Bratton Hughes says the Biden DOL seems to think the special documentation requirements from the previous rule create an impression that fiduciaries should be wary of considering ESG factors, even when those factors are financially material to the investment decision.

All three sources say this is a positive step forward for ESG investing in the U.S.

Potential Changes and Additional Interpretation

Stapel says there’s one potentially important change she would suggest to the proposed rule.

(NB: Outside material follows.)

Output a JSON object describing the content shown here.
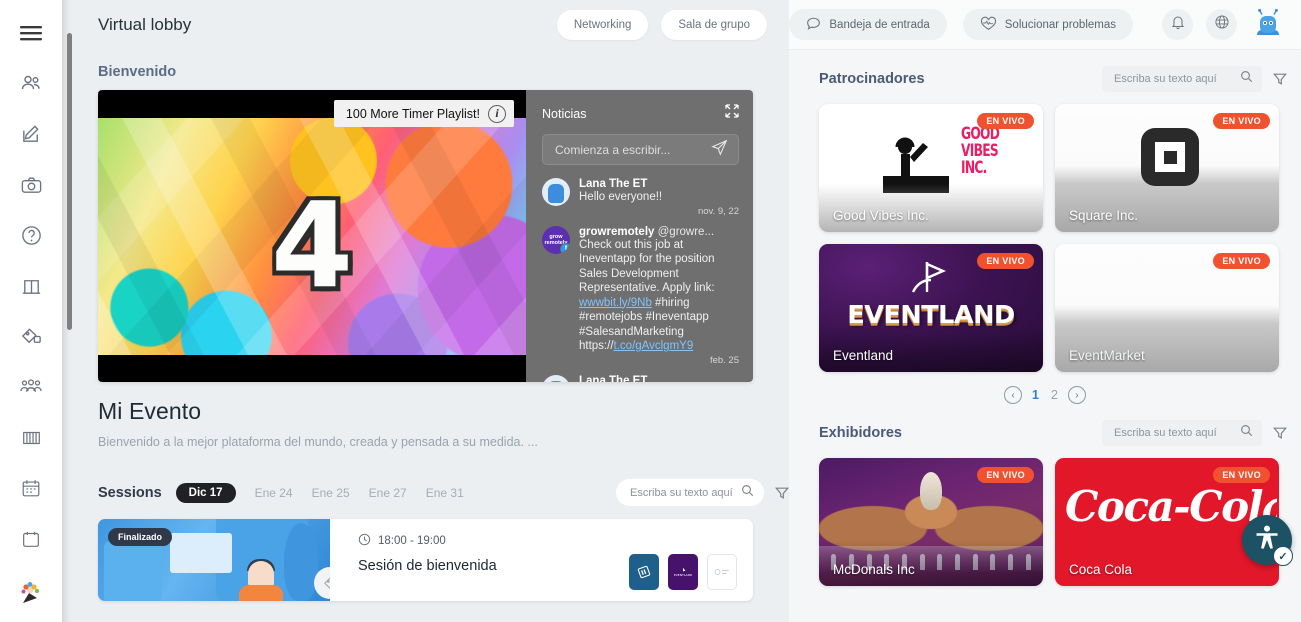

“It has to do with the section of the proposal labeled (b)(4),” she explains. “This section is where the proposal spells out that fiduciaries can consider ‘anything that is material to the risk-return analysis of an investment.’ This would have been a good place to put a period and stop—to just leave the language as direct as possible. But the proposal goes on to give potential examples, such as climate change and several other things. I fear that these examples, because they are written into the proposal, may reduce the durability of this rule if and when we face a change in the administration. It only serves to alienate, that language. To put that finer point on it, I’m afraid that part of the proposal may bring in politics, frankly.”

A team of attorneys with the Wagner Law Group also sent their interpretation of the proposal to PLANSPONSOR. They emphasize that the details of the proposed regulations will be scrutinized by many different concerned parties in the coming months, noting that public comments are due on December 13.

“Unlike the 2020 rule, however, this proposed revision of the investment duties rule arguably creates more room for the neutral exercise of fiduciary discretion with fewer regulatory constraints,” they write, “Thus, it is likely not to generate a wave of opposition as its predecessor did.”

Another important point of analysis came from Josh Lichtenstein, a Ropes & Gray ERISA partner.

“The rule may actually cause plan sponsors to seek out descriptions of the ESG characteristics of funds which are not ESG-focused/impact funds,” he says. “This is because the rule, both in text and in the preamble, discusses the importance of the economic aspects of ESG. The regulation states that investment considerations ‘may often require an evaluation of the economic effects of climate change and other environmental, social or governance factors on the particular investment or investment course of action.’ This could be read to imply that plan sponsors need to be able to justify any decision not to consider ESG factors.”